In a case called In re: A.S., a divided Beaumont Court of Appeals affirmed a trial court's termination of parental rights without a reporter's record.  The majority said that it could tell that the appeal would be frivolous based upon the record from a post-trial hearing. The majority refused the appellant's request that the trial itself be transcribed before considering the appeal.

This is an astounding decision.  At the post-trial hearing, counsel for the Texas Department of Family and Protective Services (TDFPS) told the trial court what the evidence had been at trial.  The parent's appellate attorney, who did not try the case, was unable to respond with any particularity.  Although the appellate attorney had spoken with the attorney who represented the parent at trial, the appellate attorney had no opportunity to review the trial evidence - by reviewing the reporter's record - because the Beaumont Court's majority decided it didn't need the reporter's record to conclude that the appeal was frivolous. 

Thus, the Court's majority decided the appeal of a termination case based on the recollection of the attorney for TDFPS of what the evidence at trial showed.
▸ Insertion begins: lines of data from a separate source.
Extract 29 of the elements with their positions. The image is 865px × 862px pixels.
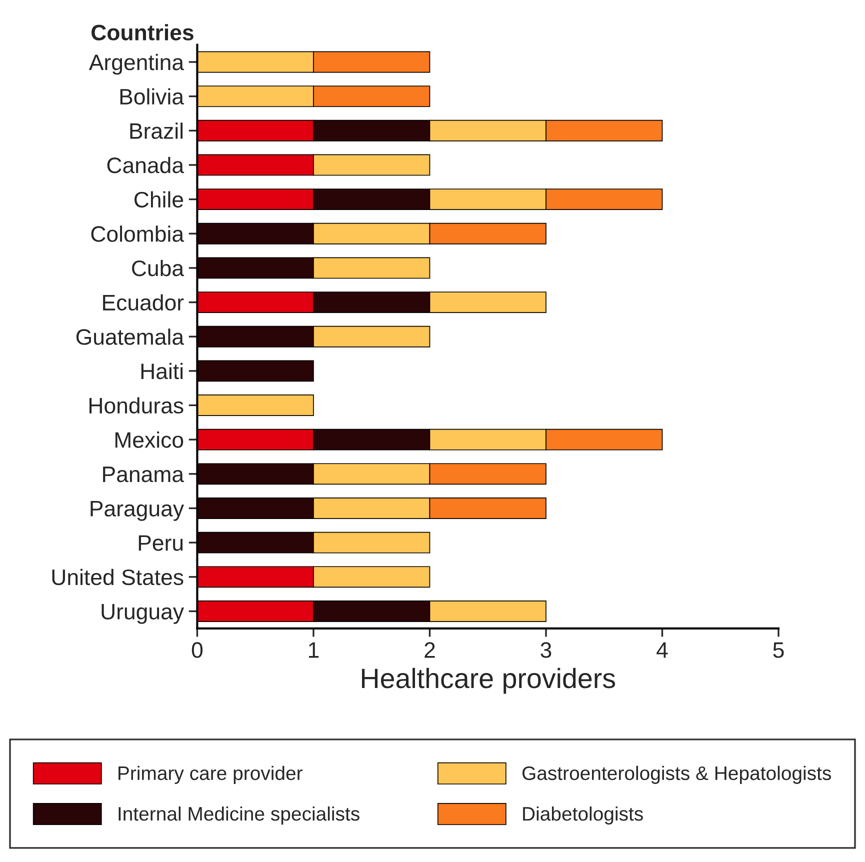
- y-tick-label: Chile: [134, 191, 184, 208]
- y-tick-label: Mexico: [115, 432, 184, 448]
- legend-label: Internal Medicine specialists: [118, 806, 360, 825]
- x-tick-label: 5: [773, 642, 784, 658]
- y-tick-label: Cuba: [132, 260, 184, 276]
- x-tick-label: 4: [656, 642, 668, 658]
- x-tick-label: 1: [308, 642, 319, 658]
- legend-label: Diabetologists: [523, 806, 643, 825]
- y-tick-label: Uruguay: [102, 604, 184, 624]
- x-tick-label: 0: [192, 642, 203, 658]
- x-tick-label: 3: [540, 642, 552, 658]
- y-tick-label: Panama: [103, 466, 184, 482]
- legend-label: Primary care provider: [118, 766, 302, 784]
- y-tick-label: Honduras: [90, 397, 184, 414]
- y-tick-label: Ecuador: [103, 294, 184, 311]
- y-tick-label: Brazil: [130, 122, 183, 139]
- y-tick-label: Bolivia: [120, 88, 184, 105]
- legend-label: Gastroenterologists & Hepatologists: [522, 766, 831, 784]
- y-tick-label: Paraguay: [90, 501, 184, 521]
- y-tick-label: Canada: [107, 156, 184, 174]
- y-axis-title: Countries: [92, 24, 194, 40]
- y-tick-label: Peru: [138, 535, 183, 551]
- y-tick-label: Argentina: [88, 54, 184, 75]
- y-tick-label: Guatemala: [76, 328, 184, 345]
- y-tick-label: United States: [52, 568, 184, 586]
- x-tick-label: 2: [424, 642, 435, 658]
- y-tick-label: Haiti: [141, 362, 183, 380]
- x-axis-title: Healthcare providers: [362, 668, 616, 694]
- y-tick-label: Colombia: [91, 226, 184, 242]
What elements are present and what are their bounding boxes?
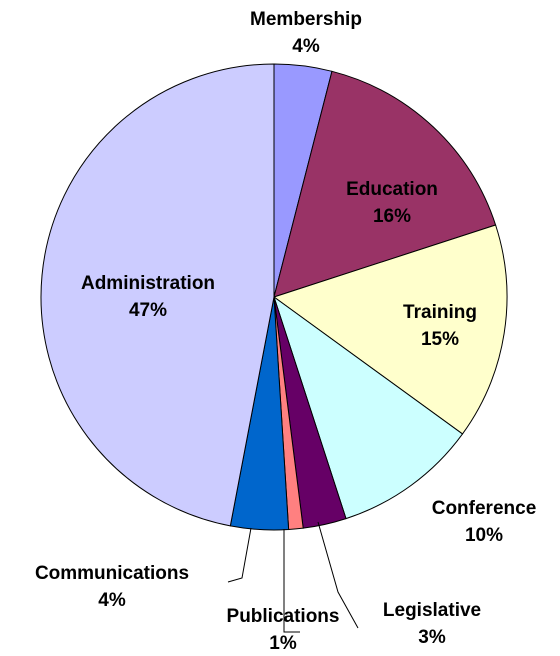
slice-value-label: 4% [98,590,126,611]
slice-value-label: 10% [465,525,503,546]
slice-value-label: 4% [292,36,320,57]
slice-label: Conference [432,498,537,519]
leader-line [283,529,300,633]
slice-label: Training [403,302,477,323]
slice-label: Publications [227,606,340,627]
slice [273,70,497,298]
slice-label: Communications [35,563,189,584]
slice-label: Legislative [383,600,481,621]
slice-label: Membership [250,9,362,30]
leader-line [317,521,359,629]
slice [273,295,464,520]
slice-label: Education [346,179,438,200]
slice-value-label: 15% [421,329,459,350]
slice-label: Administration [81,273,215,294]
slice [272,224,508,435]
slice-value-label: 3% [418,627,446,648]
slice-value-label: 16% [373,206,411,227]
slice [40,63,275,527]
slice-value-label: 1% [269,633,297,654]
leader-line [227,527,252,583]
slice-value-label: 47% [129,300,167,321]
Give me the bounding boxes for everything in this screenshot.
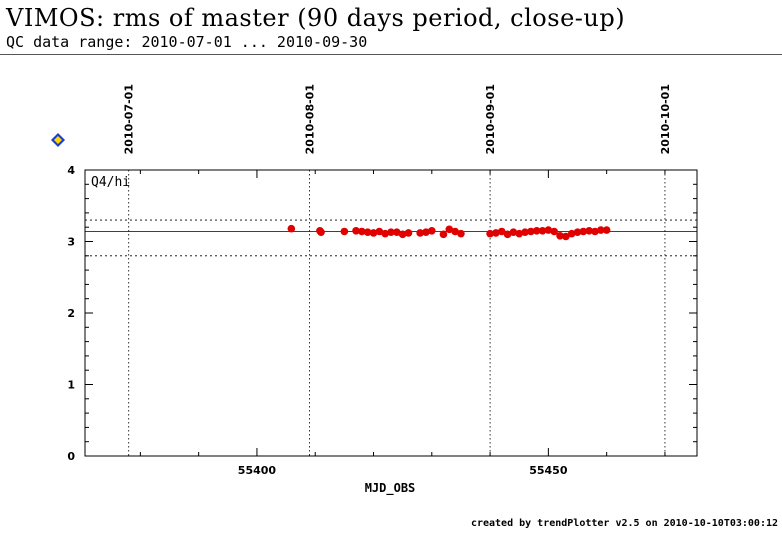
- data-point: [422, 228, 430, 237]
- date-marker-label: 2010-08-01: [303, 84, 316, 154]
- data-point: [287, 224, 296, 233]
- x-tick-label: 55400: [238, 464, 277, 477]
- y-tick-label: 4: [67, 164, 75, 177]
- data-point: [527, 227, 535, 236]
- reference-line-layer: [85, 219, 697, 257]
- chart-title: VIMOS: rms of master (90 days period, cl…: [6, 4, 626, 32]
- data-points: [287, 224, 611, 241]
- data-point: [486, 229, 494, 238]
- y-tick-label: 2: [67, 307, 75, 320]
- data-point: [602, 226, 611, 234]
- data-point: [492, 229, 500, 237]
- data-point: [556, 231, 564, 240]
- header-divider: [0, 54, 782, 55]
- data-point: [503, 230, 512, 239]
- data-point: [416, 229, 424, 237]
- data-point: [363, 228, 372, 237]
- y-tick-label: 0: [67, 450, 75, 463]
- data-point: [521, 228, 529, 237]
- data-point: [387, 228, 395, 237]
- data-point: [375, 227, 384, 236]
- data-point: [497, 227, 506, 236]
- data-point: [544, 226, 553, 234]
- data-point: [567, 229, 576, 238]
- data-point: [439, 230, 448, 239]
- plot-frame: [84, 169, 698, 457]
- date-marker-label: 2010-07-01: [123, 84, 136, 154]
- data-point: [381, 229, 389, 238]
- data-point: [340, 227, 349, 236]
- data-point: [457, 229, 465, 238]
- panel-label: Q4/hi: [91, 175, 130, 190]
- data-point: [591, 227, 599, 236]
- data-point: [369, 229, 378, 237]
- data-point: [358, 227, 366, 236]
- data-point: [509, 228, 518, 237]
- x-tick-label: 55450: [529, 464, 568, 477]
- data-point: [317, 228, 325, 237]
- data-point: [562, 232, 570, 241]
- data-point: [585, 226, 593, 235]
- data-point: [573, 228, 582, 237]
- data-point: [550, 227, 558, 236]
- y-tick-label: 1: [67, 379, 75, 392]
- data-point: [515, 229, 524, 238]
- data-point: [398, 230, 407, 239]
- x-axis-label: MJD_OBS: [365, 481, 416, 496]
- data-point: [393, 228, 401, 237]
- data-point: [538, 226, 547, 235]
- chart-subtitle: QC data range: 2010-07-01 ... 2010-09-30: [6, 33, 368, 51]
- data-point: [445, 225, 454, 234]
- y-tick-label: 3: [67, 236, 75, 249]
- data-point: [352, 226, 360, 235]
- data-point: [579, 227, 588, 236]
- date-marker-layer: 2010-07-01 2010-08-01 2010-09-01 2010-10-01: [123, 84, 672, 456]
- data-point: [428, 226, 436, 235]
- date-marker-label: 2010-10-01: [659, 84, 672, 154]
- data-point: [404, 229, 413, 237]
- data-point: [597, 226, 605, 234]
- date-marker-label: 2010-09-01: [484, 84, 497, 154]
- footer-credit: created by trendPlotter v2.5 on 2010-10-…: [470, 518, 778, 529]
- data-point: [532, 226, 541, 235]
- data-point: [451, 227, 459, 236]
- diamond-marker-icon: [51, 133, 65, 147]
- plot-border: [84, 169, 698, 457]
- axis-ticks: 0 1 2 3 4 55400 55450: [67, 164, 697, 477]
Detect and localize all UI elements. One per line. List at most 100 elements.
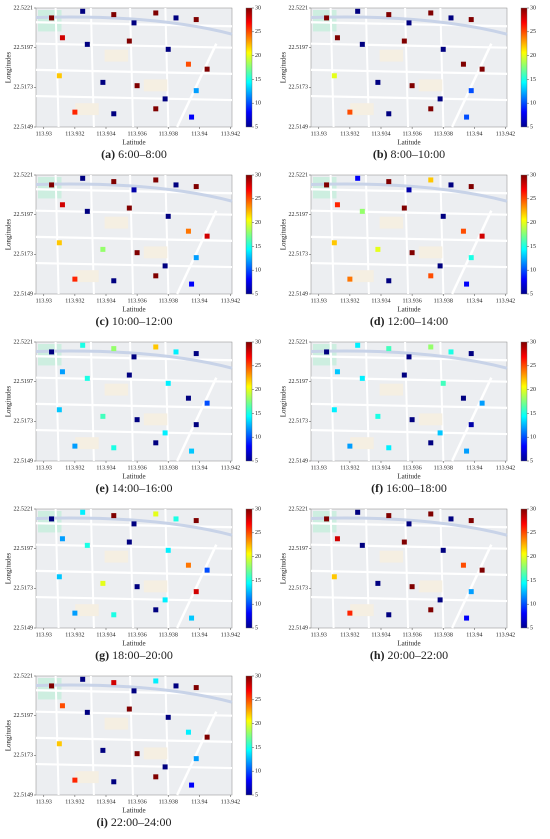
- x-tick-label: 113.938: [159, 799, 178, 805]
- parking-point: [189, 448, 195, 454]
- parking-point: [359, 208, 365, 214]
- colorbar-tick-label: 10: [530, 435, 536, 441]
- parking-point: [468, 518, 474, 524]
- map-park: [313, 344, 337, 366]
- x-axis-label: Latitude: [122, 473, 145, 481]
- map-park: [38, 10, 62, 32]
- colorbar-tick-label: 15: [530, 411, 536, 417]
- x-tick-label: 113.934: [371, 298, 390, 304]
- parking-point: [386, 346, 392, 352]
- parking-point: [386, 111, 392, 117]
- parking-point: [59, 536, 65, 542]
- parking-point: [468, 255, 474, 261]
- map-block: [418, 246, 443, 259]
- map-road: [35, 42, 233, 49]
- parking-point: [331, 407, 337, 413]
- map-road: [310, 428, 508, 436]
- colorbar-tick-label: 30: [255, 339, 261, 345]
- colorbar-tick-label: 25: [255, 29, 261, 35]
- map-road: [404, 341, 410, 462]
- x-tick-label: 113.938: [159, 632, 178, 638]
- map-road: [35, 68, 233, 75]
- parking-point: [162, 764, 168, 770]
- map-road: [310, 235, 508, 242]
- y-tick-label: 22.5149: [289, 291, 309, 297]
- colorbar-tick-label: 15: [530, 77, 536, 83]
- parking-point: [460, 562, 466, 568]
- parking-point: [193, 518, 199, 524]
- caption-text: 10:00–12:00: [112, 314, 173, 328]
- parking-point: [331, 73, 337, 79]
- parking-point: [72, 109, 78, 115]
- parking-point: [49, 182, 55, 188]
- parking-point: [347, 276, 353, 282]
- x-tick-label: 113.942: [496, 298, 515, 304]
- x-tick-label: 113.932: [340, 298, 359, 304]
- x-tick-label: 113.936: [127, 799, 146, 805]
- parking-point: [153, 177, 159, 183]
- caption-text: 12:00–14:00: [388, 314, 449, 328]
- map-road: [164, 341, 170, 462]
- x-tick-label: 113.938: [434, 131, 453, 137]
- parking-point: [401, 372, 407, 378]
- parking-point: [406, 521, 412, 527]
- colorbar-tick-label: 10: [255, 435, 261, 441]
- parking-point: [428, 106, 434, 112]
- parking-point: [193, 17, 199, 23]
- y-tick-label: 22.5149: [14, 124, 34, 130]
- caption-label: (i): [97, 815, 108, 829]
- x-tick-label: 113.94: [466, 131, 482, 137]
- parking-point: [347, 610, 353, 616]
- parking-point: [80, 676, 86, 682]
- parking-point: [49, 15, 55, 21]
- parking-point: [437, 430, 443, 436]
- parking-point: [437, 263, 443, 269]
- colorbar-tick-label: 30: [530, 339, 536, 345]
- colorbar-tick-label: 30: [255, 506, 261, 512]
- caption: (d) 12:00–14:00: [370, 314, 448, 328]
- y-tick-label: 22.5173: [289, 85, 309, 91]
- parking-point: [355, 509, 361, 515]
- map-park: [313, 177, 337, 199]
- parking-point: [84, 375, 90, 381]
- parking-point: [84, 41, 90, 47]
- parking-point: [72, 443, 78, 449]
- parking-point: [428, 10, 434, 16]
- map-road: [310, 402, 508, 409]
- x-axis-label: Latitude: [397, 473, 420, 481]
- map-highway: [310, 182, 508, 203]
- map-park: [38, 511, 62, 533]
- colorbar-tick-label: 10: [255, 602, 261, 608]
- x-tick-label: 113.938: [434, 632, 453, 638]
- caption: (b) 8:00–10:00: [373, 147, 445, 161]
- colorbar-tick-label: 30: [530, 5, 536, 11]
- y-tick-label: 22.5221: [14, 673, 34, 679]
- colorbar-tick-label: 15: [255, 578, 261, 584]
- parking-point: [165, 213, 171, 219]
- map-road: [54, 675, 60, 796]
- y-tick-label: 22.5221: [289, 5, 309, 11]
- map-road: [164, 7, 170, 128]
- map-road: [35, 261, 233, 269]
- parking-point: [437, 597, 443, 603]
- map-road: [129, 174, 135, 295]
- map-road: [439, 508, 445, 629]
- map-road: [54, 341, 60, 462]
- map-road: [35, 736, 233, 743]
- x-tick-label: 113.934: [96, 632, 115, 638]
- caption: (i) 22:00–24:00: [97, 815, 172, 829]
- colorbar-tick-label: 30: [255, 673, 261, 679]
- parking-point: [126, 706, 132, 712]
- colorbar-tick-label: 30: [530, 506, 536, 512]
- y-tick-label: 22.5197: [289, 546, 309, 552]
- parking-point: [479, 400, 485, 406]
- x-tick-label: 113.938: [159, 465, 178, 471]
- colorbar: [245, 675, 253, 796]
- x-tick-label: 113.93: [36, 799, 52, 805]
- x-tick-label: 113.94: [466, 298, 482, 304]
- x-axis-label: Latitude: [122, 807, 145, 815]
- map-road: [35, 543, 233, 550]
- x-tick-label: 113.94: [466, 632, 482, 638]
- caption-text: 8:00–10:00: [391, 147, 446, 161]
- colorbar-tick-label: 10: [255, 769, 261, 775]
In dissent, Justice Gaultney put the matter bluntly:  "An appellate court cannot determine whether a factual sufficiency issue is frivolous without reviewing the evidence."  Citing a United States Supreme Court opinion, Justice Gaultney further inquired how an appellate attorney could "adequately challenge a frivolous finding on a factual sufficiency issue without access to a reporter’s record."

We hope that the appellate attorney files a petition for review with the Texas Supreme Court.  Cutting corners when it comes to due process undermines confidence in the judicial system.